Nostalgic Analysis in the Study of Same-Sex Relationships

Silhouettes of Charity and Sylvia facing each other

John Addington Symonds writes both sexologically and nostalgically in A Problem in Greek Ethics and his Memoirs. He approaches same-sex desire from an analytical angle while also inviting readers to luxuriate with him in an appreciation of antiquity. By way of these seemingly oppositional techniques, he engages with same-sex relationships in a way that both explicates their historical receptions and enjoys their romances. This approach persists in the 21st century, with scholars including Nancy F. Cott and Rachel Hope Cleves favoring Symonds’ techniques in their contemporary explorations of same-sex desire.

Symonds begins this work in A Problem in Greek Ethics, in which he speaks of the acceptability of same-sex desire in Ancient Greece: “the tale of Achilles and Patroclus sanctioned among the Greeks a form of masculine love.”1 He arrives at this point through the analysis of “the paragons of heroic virtue”2 relied upon by Homer and other famous Greeks, and Symonds remarks, too, that

in Greek history boy-love, as a form sensual passion, became a national institution.3

He thus roots his work in formal, sexological scholarship as a necessary basis for his desire for this Greek past.

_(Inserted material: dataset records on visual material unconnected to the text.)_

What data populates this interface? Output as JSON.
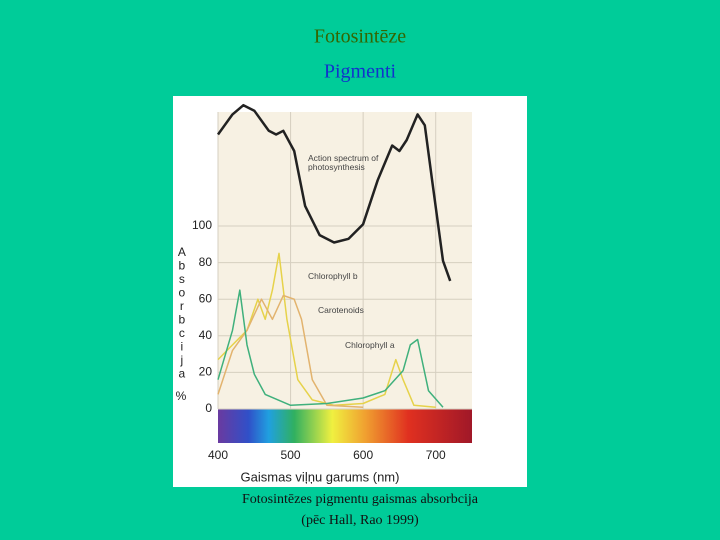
{
  "chart_data": {
    "type": "line",
    "title": "Fotosintēze",
    "subtitle": "Pigmenti",
    "x_label": "Gaismas viļņu garums (nm)",
    "y_label": "Absorbcija",
    "y_unit": "%",
    "caption": [
      "Fotosintēzes pigmentu gaismas absorbcija",
      "(pēc Hall, Rao 1999)"
    ],
    "xlim": [
      400,
      750
    ],
    "xticks": [
      400,
      500,
      600,
      700
    ],
    "ylim": [
      0,
      170
    ],
    "yticks": [
      0,
      20,
      40,
      60,
      80,
      100
    ],
    "grid": true,
    "series": [
      {
        "name": "Action spectrum of photosynthesis",
        "color": "#222222",
        "x": [
          400,
          420,
          435,
          450,
          470,
          480,
          490,
          505,
          510,
          520,
          540,
          560,
          580,
          600,
          620,
          640,
          650,
          660,
          675,
          685,
          695,
          710,
          720
        ],
        "values": [
          150,
          161,
          166,
          163,
          152,
          150,
          152,
          141,
          131,
          111,
          95,
          91,
          93,
          101,
          125,
          144,
          141,
          147,
          161,
          155,
          125,
          81,
          70
        ]
      },
      {
        "name": "Chlorophyll b",
        "color": "#e6d24a",
        "x": [
          400,
          420,
          440,
          455,
          465,
          475,
          484,
          495,
          510,
          530,
          560,
          600,
          630,
          645,
          655,
          670,
          700
        ],
        "values": [
          27,
          35,
          43,
          60,
          49,
          65,
          85,
          49,
          16,
          5,
          2,
          3,
          8,
          27,
          16,
          2,
          1
        ]
      },
      {
        "name": "Carotenoids",
        "color": "#e2b36e",
        "x": [
          400,
          420,
          440,
          460,
          475,
          490,
          505,
          515,
          530,
          550,
          600
        ],
        "values": [
          8,
          32,
          43,
          60,
          49,
          62,
          60,
          49,
          16,
          2,
          1
        ]
      },
      {
        "name": "Chlorophyll a",
        "color": "#3fb07c",
        "x": [
          400,
          420,
          430,
          440,
          450,
          465,
          500,
          550,
          600,
          630,
          655,
          665,
          675,
          690,
          710
        ],
        "values": [
          16,
          43,
          65,
          35,
          19,
          8,
          2,
          3,
          6,
          10,
          21,
          35,
          38,
          10,
          1
        ]
      }
    ]
  }
}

His Memoirs, then, editorialize his scholarship by providing relevant information about his identity and illustrating a yearning for space in which to express his desires, and he refers back to the concept of masculine love in discussing his sexuality:

I am more masculine than many men I know who adore women. I have no feminine feelings for the males who rouse my desires.4

Although he understands that his desires remain fixed in masculinity, he must confront theories from his contemporaries that founded same-sex relationships in “effeminate desire”5 and “the theory of a female soul.”6 By quickly negating these possibilities in his life with the declaration that these hypotheses are simply not true, he alludes to his study of the acceptance of masculine love and sensual passion between men in Ancient Greece. This brief intimation of a longing for a past time maintains Symonds’ characteristic analytical arc, though, for he is careful to base even claims about his personal life in the strict analysis of memories, letters, and thoughts.

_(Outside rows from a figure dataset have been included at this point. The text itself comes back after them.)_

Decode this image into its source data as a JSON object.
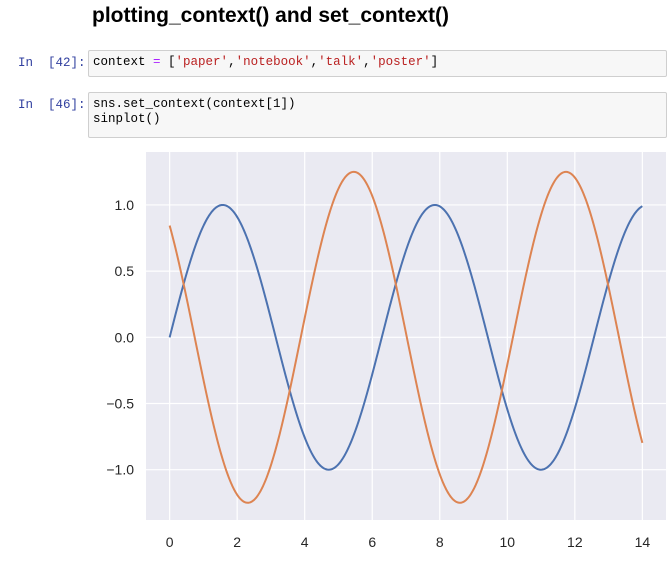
{
  "heading": "plotting_context() and set_context()",
  "cells": [
    {
      "prompt": "In  [42]:",
      "code_lines": [
        {
          "tokens": [
            {
              "t": "context ",
              "c": ""
            },
            {
              "t": "=",
              "c": "op"
            },
            {
              "t": " [",
              "c": ""
            },
            {
              "t": "'paper'",
              "c": "str"
            },
            {
              "t": ",",
              "c": ""
            },
            {
              "t": "'notebook'",
              "c": "str"
            },
            {
              "t": ",",
              "c": ""
            },
            {
              "t": "'talk'",
              "c": "str"
            },
            {
              "t": ",",
              "c": ""
            },
            {
              "t": "'poster'",
              "c": "str"
            },
            {
              "t": "]",
              "c": ""
            }
          ]
        }
      ]
    },
    {
      "prompt": "In  [46]:",
      "code_lines": [
        {
          "tokens": [
            {
              "t": "sns.set_context(context[1])",
              "c": ""
            }
          ]
        },
        {
          "tokens": [
            {
              "t": "sinplot()",
              "c": ""
            }
          ]
        }
      ]
    }
  ],
  "chart_data": {
    "type": "line",
    "title": "",
    "xlabel": "",
    "ylabel": "",
    "xlim": [
      -0.7,
      14.7
    ],
    "ylim": [
      -1.38,
      1.4
    ],
    "xticks": [
      0,
      2,
      4,
      6,
      8,
      10,
      12,
      14
    ],
    "xtick_labels": [
      "0",
      "2",
      "4",
      "6",
      "8",
      "10",
      "12",
      "14"
    ],
    "yticks": [
      -1.0,
      -0.5,
      0.0,
      0.5,
      1.0
    ],
    "ytick_labels": [
      "−1.0",
      "−0.5",
      "0.0",
      "0.5",
      "1.0"
    ],
    "grid": true,
    "background_color": "#eaeaf2",
    "series": [
      {
        "color": "#4c72b0",
        "formula": "sin(x)",
        "x_range": [
          0,
          14
        ]
      },
      {
        "color": "#dd8452",
        "formula": "1.25*sin(x+2.4)",
        "x_range": [
          0,
          14
        ]
      }
    ]
  }
}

Nancy F. Cott in Public Vows: A History of Marriage and the Nation, a seminal text in the Obergefell v. Hodges civil rights case in 2015, historicizes same-sex relationships in the United States in a manner much like Symonds in A Problem in Greek Ethics. She claims in this work that

marital behavior always varies more than the law predicts7

and that this habitual deviance creates space within the institution of marriage for more forms of marriage than only a religious, heterosexual one. The actual work, like A Problem in Greek Ethics, does not largely engage with the present but rather seeks to elucidate the existence of covert or deviant relationships in the past. The work’s use in the Ogerbefell v. Hodges case, then, fills the role of the Memoirs in that it is applied historically and analytically to the permissibility of same-sex relationships.

Likewise, Rachel Hope Cleves resembles Symonds’ Memoirs in Charity and Sylvia: A Same-Sex Marriage in Early America. The novel is largely structured around analysis of the correspondence between the two women in the early nineteenth century, and it is from this critical work that Cleves begins to dramatize the romantic relationship and illustrate the existence of same-sex marriage even before its legalization. This work, like Cott’s, yearns for the integration of same-sex relationships into legal doctrine and realms of social acceptability – the same social acceptability that Symonds, too, desired.

Sheldon Museum. Charity Bryant and Sylvia Drake, Middlebury Vermont

The seemingly opposing approaches – analytical and nostalgic – come together to emphasize the intrinsic emotion regarding the study of love. Symonds’ work, though itself directed at a time long before his own, continues to be reflected formally in work surrounding same-sex desire in the 21st century.

1. Ellis, Havelock, and John Addington Symonds. Sexual Inversion. (Wilson and MacMillan, 1897), 168.
2. Ibid., 168.
3. Ibid., 169.
4. John Addington Symonds, and Amber K. Regis, ed., The Memoirs of John Addington Symonds: a Critical Edition, (London: Palgrave Macmillan, 2016), 103.
5. Ibid., 103.
6. Ibid., 103.
7. Cott, Nancy F., Public Vows: A History of Marriage and the Nation. (Harvard University Press, 2002), 8.